“I’d rather die than get a pap-smear.”
It doesn’t make any difference to her. She means it. She’d rather die from cancer than face the shame. Her death is a real possibility: She was diagnosed with cervical cancer a year ago. She refuses her check-ups. Too much has happened ‘down there’.
People who’ve been sexually abused are often extremely afraid to take their clothes off before a physical exam. They don’t even dare to talk about their genitals, let alone have them touched! That’s why physical ailments, from extreme menstrual cramps to cancer, are mostly left untreated. A doctor usually doesn’t know his/her patient is a survivor of child sexual abuse. Instead of taking time to find the real reason for the patients’anxiety, it’s easier to just let it go. They might even think: “If there are any consequences, it’s her own darn fault.”

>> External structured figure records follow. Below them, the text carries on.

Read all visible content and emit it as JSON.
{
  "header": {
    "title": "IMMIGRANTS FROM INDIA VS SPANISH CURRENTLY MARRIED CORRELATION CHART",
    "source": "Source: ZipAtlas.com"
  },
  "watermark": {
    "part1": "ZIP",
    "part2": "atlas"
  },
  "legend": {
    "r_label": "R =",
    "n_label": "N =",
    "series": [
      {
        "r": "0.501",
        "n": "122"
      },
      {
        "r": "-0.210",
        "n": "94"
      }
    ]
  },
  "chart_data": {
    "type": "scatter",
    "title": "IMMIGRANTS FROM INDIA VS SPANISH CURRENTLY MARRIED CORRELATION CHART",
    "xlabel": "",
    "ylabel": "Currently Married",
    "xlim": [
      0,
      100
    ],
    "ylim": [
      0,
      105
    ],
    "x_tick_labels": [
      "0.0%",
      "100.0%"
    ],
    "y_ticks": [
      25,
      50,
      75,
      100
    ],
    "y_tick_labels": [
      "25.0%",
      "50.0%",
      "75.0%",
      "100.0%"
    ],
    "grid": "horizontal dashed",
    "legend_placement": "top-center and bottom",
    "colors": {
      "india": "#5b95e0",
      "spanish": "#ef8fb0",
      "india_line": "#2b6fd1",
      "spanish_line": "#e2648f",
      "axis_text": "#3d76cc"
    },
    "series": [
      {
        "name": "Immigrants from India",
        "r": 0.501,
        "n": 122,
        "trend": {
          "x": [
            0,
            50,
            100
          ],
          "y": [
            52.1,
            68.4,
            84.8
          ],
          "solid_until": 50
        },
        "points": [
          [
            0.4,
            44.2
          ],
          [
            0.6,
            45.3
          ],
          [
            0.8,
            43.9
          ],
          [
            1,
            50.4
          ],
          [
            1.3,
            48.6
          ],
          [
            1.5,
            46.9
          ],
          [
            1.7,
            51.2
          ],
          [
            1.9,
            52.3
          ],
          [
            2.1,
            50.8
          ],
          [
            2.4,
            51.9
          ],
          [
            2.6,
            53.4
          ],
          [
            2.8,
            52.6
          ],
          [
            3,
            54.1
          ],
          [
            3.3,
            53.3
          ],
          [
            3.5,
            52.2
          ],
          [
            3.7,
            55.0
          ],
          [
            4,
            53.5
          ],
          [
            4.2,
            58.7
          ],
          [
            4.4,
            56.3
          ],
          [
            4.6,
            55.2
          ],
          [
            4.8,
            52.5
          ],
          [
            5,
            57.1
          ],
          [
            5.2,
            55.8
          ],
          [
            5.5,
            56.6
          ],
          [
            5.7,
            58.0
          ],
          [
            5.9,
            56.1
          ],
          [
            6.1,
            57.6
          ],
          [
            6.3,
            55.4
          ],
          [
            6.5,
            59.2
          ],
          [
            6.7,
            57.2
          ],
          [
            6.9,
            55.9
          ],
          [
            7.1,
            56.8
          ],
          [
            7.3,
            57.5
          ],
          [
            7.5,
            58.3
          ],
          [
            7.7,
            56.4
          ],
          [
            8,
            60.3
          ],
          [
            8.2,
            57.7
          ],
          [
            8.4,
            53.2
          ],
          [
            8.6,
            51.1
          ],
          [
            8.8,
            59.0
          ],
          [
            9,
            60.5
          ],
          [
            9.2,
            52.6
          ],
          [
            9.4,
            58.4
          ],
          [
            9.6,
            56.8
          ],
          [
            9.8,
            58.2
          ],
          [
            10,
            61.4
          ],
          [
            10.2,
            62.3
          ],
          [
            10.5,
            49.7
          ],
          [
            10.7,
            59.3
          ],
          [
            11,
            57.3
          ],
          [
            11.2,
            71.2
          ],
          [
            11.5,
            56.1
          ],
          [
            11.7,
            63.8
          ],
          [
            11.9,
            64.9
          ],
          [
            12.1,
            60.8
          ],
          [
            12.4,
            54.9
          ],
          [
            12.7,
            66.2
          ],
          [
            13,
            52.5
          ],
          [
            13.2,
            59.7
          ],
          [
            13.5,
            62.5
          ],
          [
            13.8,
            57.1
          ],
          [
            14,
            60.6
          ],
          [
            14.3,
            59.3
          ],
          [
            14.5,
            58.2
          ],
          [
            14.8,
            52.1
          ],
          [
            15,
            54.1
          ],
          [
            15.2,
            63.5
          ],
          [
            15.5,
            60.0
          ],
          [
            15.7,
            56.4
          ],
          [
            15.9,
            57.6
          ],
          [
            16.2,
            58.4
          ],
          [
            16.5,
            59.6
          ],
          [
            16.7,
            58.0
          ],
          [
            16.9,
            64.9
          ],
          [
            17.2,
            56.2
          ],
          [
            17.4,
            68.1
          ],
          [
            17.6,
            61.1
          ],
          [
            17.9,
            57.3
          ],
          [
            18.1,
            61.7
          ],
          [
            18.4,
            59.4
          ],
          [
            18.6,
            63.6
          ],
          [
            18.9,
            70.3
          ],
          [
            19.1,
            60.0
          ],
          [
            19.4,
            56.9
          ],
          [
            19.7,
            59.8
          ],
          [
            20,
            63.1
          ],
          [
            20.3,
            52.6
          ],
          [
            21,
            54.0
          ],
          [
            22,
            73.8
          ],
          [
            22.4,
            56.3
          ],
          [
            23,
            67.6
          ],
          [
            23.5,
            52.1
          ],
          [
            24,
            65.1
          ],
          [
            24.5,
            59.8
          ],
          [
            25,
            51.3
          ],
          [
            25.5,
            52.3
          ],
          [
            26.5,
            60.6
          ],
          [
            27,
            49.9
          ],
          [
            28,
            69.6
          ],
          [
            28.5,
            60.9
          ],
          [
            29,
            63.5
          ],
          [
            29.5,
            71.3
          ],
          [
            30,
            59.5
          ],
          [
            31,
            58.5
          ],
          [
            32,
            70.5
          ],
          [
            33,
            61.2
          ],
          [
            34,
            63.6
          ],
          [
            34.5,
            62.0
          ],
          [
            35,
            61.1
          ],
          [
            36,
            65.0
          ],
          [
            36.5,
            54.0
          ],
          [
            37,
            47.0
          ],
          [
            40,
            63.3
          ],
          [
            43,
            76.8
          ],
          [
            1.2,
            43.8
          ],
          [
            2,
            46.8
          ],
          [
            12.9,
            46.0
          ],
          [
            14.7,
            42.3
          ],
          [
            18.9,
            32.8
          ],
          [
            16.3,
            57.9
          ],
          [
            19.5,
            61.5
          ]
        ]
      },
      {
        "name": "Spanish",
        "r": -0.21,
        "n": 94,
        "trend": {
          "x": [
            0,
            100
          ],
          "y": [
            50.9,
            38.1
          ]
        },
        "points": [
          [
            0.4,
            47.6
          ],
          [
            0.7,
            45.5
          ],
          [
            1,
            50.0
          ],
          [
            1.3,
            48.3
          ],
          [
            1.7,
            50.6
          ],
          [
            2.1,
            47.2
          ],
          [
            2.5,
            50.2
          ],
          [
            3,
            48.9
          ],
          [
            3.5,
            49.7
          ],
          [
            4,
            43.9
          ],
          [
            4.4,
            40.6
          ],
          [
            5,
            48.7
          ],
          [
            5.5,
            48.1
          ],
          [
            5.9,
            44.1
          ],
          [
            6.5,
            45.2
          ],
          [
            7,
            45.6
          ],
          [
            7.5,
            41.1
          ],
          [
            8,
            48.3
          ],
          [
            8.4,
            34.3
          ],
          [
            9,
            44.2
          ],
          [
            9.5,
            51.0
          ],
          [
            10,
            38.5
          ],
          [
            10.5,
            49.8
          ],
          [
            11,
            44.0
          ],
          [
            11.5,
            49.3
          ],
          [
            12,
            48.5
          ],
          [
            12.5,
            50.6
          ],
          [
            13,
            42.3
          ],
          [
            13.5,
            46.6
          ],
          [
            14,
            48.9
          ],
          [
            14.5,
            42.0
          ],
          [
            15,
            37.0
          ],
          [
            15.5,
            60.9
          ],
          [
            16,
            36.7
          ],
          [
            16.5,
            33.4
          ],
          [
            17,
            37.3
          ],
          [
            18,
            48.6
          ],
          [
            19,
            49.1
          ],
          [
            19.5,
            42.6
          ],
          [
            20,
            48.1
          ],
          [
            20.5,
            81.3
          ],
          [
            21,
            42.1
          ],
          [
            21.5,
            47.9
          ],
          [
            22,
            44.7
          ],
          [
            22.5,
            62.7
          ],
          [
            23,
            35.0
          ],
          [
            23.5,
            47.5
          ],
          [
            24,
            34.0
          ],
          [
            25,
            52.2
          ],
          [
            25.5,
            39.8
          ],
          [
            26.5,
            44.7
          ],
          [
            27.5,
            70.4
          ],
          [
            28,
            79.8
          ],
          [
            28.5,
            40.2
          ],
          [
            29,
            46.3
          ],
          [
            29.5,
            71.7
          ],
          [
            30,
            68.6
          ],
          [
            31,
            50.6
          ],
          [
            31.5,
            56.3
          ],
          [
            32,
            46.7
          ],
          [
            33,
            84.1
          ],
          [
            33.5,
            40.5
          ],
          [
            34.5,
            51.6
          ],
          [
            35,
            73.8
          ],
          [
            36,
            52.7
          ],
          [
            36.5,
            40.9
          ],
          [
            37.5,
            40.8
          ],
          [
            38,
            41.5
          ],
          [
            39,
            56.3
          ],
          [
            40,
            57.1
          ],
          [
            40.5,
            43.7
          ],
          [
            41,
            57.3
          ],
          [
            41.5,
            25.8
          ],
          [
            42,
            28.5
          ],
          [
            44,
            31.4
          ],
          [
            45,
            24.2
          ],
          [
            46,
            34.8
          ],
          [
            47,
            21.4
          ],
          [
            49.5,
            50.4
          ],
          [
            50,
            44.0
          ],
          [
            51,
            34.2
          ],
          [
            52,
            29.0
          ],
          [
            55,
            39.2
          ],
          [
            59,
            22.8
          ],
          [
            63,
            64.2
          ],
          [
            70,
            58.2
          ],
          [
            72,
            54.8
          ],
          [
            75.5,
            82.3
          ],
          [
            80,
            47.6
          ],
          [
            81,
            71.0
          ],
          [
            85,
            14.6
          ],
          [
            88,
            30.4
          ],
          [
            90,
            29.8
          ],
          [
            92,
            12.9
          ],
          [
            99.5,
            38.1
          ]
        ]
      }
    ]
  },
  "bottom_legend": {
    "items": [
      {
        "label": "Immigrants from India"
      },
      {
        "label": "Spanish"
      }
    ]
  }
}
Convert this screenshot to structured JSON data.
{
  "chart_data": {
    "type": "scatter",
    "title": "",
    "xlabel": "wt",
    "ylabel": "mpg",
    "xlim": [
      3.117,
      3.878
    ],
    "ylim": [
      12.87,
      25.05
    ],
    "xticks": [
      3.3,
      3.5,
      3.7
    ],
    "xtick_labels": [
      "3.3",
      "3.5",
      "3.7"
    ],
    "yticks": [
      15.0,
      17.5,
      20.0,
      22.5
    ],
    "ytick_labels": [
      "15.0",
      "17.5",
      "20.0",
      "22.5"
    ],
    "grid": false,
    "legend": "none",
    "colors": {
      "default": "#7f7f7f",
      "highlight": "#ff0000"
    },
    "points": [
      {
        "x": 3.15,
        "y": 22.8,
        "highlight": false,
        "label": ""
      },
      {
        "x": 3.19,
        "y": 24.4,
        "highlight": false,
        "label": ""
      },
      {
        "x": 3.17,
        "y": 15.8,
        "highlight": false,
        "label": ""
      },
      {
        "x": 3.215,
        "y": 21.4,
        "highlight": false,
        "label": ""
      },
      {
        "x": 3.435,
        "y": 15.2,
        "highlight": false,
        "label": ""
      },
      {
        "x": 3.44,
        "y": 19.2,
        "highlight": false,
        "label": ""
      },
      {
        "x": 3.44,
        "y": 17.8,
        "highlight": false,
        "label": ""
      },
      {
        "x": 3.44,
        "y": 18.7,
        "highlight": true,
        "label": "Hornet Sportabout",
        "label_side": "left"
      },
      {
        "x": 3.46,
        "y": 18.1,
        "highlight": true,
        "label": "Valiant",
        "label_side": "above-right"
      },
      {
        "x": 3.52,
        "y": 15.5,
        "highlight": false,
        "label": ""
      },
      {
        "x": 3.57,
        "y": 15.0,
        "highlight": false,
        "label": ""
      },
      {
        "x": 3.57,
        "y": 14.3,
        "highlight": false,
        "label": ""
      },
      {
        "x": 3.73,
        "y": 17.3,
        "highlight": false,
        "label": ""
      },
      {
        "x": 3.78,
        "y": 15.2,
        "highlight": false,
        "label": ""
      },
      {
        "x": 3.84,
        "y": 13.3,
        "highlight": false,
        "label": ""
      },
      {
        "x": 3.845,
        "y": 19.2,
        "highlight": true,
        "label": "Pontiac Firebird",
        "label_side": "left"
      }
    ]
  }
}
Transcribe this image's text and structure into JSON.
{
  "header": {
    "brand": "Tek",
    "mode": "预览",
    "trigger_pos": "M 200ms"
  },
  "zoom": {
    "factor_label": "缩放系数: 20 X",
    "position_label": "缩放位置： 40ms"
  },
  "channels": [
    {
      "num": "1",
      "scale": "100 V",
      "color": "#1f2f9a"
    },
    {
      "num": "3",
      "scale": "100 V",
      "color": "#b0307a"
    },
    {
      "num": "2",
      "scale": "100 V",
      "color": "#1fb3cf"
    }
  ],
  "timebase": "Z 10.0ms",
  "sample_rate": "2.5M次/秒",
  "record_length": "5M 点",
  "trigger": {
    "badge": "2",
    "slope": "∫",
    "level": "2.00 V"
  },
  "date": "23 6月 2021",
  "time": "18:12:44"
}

Physical consequenses and risks
Sexual abuse doesn’t only leave emotional damage, it lead to have physical discomforts and disease as well. To name but a few: painful intercourse, extreme cramps and loss of blood during your period. Also, if a young child is sexually abused the risk of genital damage is high. In addition endometriosesas well as breast and cervical cancer is more prevalent in sexual abuse survivors. Quite a risk, in particular combined with the reluctance to have medical exams.
Sharing helps you and others
It’s very important to share your experiences. Not just because it will help you overcome your shame, but also because the world needs to know the long term effects of child sexual abuse. The psychological as well as the physical.